Derin bir nefes alarak yanımdan geçip gittiğinde hareketsizce durmaya devam ettim. Keyifsiz görünüyordu. Aynı zamanda normalde olduğundan daha sakindi. Omzumun üzerinden ona baktım. Normalden daha yavaş yürüyordu. Tutulmadan dolayı olduğunu düşünmüyordum, gerçekten bir sorunu olabilir miydi?

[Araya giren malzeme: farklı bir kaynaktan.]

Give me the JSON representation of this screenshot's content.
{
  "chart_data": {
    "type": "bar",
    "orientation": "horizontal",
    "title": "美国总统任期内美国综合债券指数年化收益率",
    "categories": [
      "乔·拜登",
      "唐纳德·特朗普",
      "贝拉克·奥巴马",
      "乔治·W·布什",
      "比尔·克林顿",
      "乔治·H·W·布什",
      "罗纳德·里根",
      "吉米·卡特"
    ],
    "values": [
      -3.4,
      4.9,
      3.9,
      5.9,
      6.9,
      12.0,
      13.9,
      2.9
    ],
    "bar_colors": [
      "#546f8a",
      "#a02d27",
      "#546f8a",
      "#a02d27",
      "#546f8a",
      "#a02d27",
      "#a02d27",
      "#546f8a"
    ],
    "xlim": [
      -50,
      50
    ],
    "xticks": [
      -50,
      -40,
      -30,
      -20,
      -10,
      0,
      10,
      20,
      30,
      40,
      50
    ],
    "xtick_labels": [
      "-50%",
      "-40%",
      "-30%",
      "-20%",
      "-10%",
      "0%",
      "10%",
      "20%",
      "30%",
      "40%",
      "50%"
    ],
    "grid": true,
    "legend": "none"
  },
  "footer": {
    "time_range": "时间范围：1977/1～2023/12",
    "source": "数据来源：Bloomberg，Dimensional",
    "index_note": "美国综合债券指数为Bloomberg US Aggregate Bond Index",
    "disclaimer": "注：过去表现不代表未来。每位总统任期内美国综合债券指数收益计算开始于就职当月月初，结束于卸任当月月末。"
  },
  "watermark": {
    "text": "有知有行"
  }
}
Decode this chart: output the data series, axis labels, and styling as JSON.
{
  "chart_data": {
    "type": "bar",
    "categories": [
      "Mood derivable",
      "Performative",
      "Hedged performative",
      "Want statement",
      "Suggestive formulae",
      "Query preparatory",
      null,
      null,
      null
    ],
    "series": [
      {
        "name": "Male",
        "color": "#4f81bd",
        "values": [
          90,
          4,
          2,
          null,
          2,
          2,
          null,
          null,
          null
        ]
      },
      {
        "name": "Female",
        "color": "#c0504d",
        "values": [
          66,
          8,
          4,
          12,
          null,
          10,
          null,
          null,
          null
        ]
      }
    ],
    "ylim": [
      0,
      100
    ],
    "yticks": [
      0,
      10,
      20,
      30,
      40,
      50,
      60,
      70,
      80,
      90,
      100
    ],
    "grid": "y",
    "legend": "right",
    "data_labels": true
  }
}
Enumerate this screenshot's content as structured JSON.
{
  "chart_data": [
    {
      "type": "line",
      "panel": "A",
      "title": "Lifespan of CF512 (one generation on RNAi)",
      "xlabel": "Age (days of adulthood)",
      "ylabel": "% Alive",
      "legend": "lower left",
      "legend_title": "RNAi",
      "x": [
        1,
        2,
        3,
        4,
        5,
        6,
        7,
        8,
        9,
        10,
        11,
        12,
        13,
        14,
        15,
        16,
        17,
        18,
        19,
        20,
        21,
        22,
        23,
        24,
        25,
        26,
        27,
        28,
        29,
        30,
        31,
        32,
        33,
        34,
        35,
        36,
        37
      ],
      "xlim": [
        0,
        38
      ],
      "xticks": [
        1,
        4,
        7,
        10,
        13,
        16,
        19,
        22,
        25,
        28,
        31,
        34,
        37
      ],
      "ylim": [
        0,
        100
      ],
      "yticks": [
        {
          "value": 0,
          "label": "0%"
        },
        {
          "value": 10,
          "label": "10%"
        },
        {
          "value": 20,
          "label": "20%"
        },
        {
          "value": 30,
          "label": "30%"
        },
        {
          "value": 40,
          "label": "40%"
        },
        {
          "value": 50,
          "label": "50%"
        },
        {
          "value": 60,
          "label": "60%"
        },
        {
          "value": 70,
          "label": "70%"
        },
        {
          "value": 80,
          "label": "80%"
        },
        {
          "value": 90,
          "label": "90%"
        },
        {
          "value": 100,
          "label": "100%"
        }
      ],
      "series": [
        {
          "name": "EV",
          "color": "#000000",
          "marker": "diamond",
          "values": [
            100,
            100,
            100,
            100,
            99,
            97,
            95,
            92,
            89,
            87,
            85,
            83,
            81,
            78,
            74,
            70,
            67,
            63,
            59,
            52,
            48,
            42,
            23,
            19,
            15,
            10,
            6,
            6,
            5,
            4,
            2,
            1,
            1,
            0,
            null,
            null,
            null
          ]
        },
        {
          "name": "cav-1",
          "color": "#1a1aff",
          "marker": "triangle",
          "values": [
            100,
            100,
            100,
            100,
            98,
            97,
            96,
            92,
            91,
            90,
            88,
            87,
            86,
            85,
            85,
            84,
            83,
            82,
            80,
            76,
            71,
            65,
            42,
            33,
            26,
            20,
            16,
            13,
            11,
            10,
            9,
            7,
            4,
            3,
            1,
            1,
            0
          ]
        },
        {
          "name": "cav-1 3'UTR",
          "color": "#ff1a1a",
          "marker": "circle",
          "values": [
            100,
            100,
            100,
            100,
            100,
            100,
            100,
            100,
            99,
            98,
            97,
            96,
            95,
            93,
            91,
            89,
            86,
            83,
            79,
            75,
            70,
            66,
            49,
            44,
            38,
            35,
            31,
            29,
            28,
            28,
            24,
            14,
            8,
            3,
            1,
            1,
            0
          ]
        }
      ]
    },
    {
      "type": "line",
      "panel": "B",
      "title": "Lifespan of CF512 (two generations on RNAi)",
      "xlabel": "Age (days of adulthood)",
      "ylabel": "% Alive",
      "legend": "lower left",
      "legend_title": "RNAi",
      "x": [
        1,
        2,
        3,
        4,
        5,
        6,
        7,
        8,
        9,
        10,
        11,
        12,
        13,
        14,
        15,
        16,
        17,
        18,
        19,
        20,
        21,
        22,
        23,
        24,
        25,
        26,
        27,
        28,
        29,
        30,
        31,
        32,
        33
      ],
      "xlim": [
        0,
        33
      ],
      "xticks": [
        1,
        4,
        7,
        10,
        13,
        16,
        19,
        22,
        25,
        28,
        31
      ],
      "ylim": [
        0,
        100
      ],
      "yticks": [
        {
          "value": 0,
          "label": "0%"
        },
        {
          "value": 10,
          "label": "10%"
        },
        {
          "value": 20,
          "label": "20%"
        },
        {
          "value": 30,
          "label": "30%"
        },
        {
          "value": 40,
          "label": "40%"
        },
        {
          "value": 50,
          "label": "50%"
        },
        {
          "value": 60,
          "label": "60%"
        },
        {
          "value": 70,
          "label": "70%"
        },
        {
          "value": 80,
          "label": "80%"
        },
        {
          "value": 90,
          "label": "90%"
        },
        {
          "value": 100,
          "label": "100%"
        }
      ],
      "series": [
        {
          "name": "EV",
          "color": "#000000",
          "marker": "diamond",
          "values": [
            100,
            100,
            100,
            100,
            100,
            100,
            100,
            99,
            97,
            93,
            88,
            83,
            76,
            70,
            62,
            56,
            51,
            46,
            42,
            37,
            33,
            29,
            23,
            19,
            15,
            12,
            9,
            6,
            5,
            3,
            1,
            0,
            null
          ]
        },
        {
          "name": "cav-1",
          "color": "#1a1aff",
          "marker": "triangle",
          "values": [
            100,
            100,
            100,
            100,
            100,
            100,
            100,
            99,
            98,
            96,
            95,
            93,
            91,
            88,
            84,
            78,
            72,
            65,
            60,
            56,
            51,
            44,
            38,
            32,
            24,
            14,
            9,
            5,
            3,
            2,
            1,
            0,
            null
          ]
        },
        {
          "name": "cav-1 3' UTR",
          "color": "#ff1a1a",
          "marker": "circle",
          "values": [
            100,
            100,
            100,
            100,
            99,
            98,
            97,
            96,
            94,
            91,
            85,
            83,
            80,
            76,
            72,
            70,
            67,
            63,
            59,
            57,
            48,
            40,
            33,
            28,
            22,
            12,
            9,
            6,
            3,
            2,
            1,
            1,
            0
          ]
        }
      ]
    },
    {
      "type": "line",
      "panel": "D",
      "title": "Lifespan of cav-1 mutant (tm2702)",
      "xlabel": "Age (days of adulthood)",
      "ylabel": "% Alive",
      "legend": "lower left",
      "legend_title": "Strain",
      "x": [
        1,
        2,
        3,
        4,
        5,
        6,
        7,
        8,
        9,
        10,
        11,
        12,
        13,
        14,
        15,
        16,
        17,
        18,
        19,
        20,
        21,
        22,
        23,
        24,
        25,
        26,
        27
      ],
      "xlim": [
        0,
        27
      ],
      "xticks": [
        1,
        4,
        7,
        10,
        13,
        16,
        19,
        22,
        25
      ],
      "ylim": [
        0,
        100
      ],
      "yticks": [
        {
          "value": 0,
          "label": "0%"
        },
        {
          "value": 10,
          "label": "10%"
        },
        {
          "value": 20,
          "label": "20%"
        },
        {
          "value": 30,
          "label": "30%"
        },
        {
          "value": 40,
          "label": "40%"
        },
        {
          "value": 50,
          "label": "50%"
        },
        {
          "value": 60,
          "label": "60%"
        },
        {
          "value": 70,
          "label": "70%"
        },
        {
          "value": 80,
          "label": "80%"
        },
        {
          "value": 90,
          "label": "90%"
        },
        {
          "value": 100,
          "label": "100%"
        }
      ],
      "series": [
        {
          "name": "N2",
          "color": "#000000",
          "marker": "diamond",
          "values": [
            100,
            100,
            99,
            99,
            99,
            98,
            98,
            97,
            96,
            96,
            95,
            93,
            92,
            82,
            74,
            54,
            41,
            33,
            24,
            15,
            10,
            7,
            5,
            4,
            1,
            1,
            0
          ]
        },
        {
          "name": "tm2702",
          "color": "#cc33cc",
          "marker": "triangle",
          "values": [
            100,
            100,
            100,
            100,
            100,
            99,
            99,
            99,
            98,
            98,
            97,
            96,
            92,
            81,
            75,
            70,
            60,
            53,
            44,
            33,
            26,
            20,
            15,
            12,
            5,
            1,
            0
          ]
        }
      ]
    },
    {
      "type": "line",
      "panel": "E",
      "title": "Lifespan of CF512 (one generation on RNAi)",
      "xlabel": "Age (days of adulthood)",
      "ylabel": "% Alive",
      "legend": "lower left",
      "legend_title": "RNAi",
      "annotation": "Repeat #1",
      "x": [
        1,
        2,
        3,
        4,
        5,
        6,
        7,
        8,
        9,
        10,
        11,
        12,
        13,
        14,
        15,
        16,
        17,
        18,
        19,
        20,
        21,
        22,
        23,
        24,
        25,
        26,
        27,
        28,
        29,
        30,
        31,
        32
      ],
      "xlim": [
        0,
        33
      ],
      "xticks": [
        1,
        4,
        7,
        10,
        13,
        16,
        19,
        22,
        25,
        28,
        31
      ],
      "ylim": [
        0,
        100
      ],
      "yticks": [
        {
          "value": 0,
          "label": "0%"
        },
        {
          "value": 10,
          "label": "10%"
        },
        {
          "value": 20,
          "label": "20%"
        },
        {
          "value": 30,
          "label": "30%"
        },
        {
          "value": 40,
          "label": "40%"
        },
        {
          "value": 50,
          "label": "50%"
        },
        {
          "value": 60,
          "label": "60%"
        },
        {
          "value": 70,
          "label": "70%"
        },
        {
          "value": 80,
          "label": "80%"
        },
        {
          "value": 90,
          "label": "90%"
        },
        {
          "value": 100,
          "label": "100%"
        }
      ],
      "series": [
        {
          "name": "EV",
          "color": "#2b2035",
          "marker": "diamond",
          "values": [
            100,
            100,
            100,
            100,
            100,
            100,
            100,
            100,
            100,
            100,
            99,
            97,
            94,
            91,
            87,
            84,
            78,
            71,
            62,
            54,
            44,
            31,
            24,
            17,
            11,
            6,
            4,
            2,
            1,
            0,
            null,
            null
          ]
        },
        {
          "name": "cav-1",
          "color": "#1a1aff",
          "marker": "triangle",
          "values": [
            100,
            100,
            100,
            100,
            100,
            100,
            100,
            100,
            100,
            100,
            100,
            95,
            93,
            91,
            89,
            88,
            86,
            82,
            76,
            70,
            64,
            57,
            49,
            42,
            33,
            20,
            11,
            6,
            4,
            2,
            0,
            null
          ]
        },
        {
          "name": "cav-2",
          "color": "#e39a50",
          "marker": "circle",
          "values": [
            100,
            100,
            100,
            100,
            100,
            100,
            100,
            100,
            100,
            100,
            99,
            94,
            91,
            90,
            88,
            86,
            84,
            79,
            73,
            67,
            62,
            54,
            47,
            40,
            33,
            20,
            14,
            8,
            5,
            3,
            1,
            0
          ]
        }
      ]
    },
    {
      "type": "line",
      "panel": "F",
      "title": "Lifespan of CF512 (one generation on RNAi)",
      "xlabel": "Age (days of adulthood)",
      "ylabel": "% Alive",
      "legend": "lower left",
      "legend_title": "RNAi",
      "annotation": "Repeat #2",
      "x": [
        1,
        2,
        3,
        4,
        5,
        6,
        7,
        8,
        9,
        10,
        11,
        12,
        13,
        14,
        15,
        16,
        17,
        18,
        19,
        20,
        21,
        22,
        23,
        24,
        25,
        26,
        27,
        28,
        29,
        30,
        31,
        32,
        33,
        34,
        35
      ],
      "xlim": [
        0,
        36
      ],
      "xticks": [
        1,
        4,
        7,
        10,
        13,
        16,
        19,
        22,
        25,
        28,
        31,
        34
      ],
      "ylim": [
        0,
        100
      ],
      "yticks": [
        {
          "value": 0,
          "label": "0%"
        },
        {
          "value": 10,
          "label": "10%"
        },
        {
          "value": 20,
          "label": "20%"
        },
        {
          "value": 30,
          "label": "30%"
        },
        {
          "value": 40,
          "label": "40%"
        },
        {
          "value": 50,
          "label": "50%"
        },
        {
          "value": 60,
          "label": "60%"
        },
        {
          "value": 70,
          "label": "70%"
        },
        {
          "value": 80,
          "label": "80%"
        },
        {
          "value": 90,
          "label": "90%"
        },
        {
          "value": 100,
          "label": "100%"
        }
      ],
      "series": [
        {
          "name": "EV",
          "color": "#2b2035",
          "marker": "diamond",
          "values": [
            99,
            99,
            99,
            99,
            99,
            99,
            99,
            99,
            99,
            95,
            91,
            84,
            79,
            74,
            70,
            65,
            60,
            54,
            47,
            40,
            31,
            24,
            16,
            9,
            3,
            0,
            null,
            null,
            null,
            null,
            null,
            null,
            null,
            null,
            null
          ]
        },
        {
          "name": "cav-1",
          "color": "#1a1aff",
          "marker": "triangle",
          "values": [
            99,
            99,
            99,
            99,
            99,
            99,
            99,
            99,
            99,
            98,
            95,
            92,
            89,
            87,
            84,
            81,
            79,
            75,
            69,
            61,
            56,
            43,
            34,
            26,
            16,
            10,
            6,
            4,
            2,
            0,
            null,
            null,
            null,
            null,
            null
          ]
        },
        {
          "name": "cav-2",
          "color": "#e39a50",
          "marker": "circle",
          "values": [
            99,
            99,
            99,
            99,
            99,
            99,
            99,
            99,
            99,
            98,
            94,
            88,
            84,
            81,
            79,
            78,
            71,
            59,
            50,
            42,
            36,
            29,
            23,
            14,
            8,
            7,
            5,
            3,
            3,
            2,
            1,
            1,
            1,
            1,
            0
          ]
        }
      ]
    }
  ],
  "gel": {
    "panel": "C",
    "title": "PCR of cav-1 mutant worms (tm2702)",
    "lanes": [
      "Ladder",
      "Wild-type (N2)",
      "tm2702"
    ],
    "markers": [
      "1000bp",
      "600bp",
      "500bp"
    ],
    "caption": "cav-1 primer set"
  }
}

Aniden gelen durgunlukla eğilip yayımı ve oklarımı aldım. Sadağı göğsüme yasladım, dalgın adımlarla bahçeden çıkarken Noris ve abimle karşılaşmıştım. Düne kadar neşesi yerine gelen abimin bugün huysuzluğu üzerinde gibiydi. Yarından dolayı olduğunu biliyordum ama onu rahatlatmak için söyleyeceğim bütün cümleleri de söylemiştim.

Birlikte büyük kapıdan geçtiğimiz sırada Noris elimdekileri aldı, ona gülümseyerek baktım. "Teşekkürler," dediğimde başını salladı. Abim kolunu omzuma atıp beni kendisine çekti, birlikte merdivenlerden çıkıp yemek salonuna ilerledik. Birkaç kız elinde tabaklarla salona giriyordu. Belirli saatlerde kahvaltı ve akşam yemeği yapılıyordu. Onun haricinde yemek yenecekse kızlara haber veriliyordu. Burada her şeyin belirli bir düzeni vardı ve aylardır burada kalıyor olmak bu düzene de alışmamı sağlamıştı.

"Matvey nerelerde?" diye sorduğum sırada sandalyemi çekiyordum.

"Kız arkadaşının yanındaydı bugün, pek görmedim," dediğinde Noris kıkırdadı, ikimiz de ona baktık.

"Seni aldatıyor bence," dedi, buna ben de gülmüştüm. Ashton ters ters ona bakarken Noris gülmeye devam ediyordu.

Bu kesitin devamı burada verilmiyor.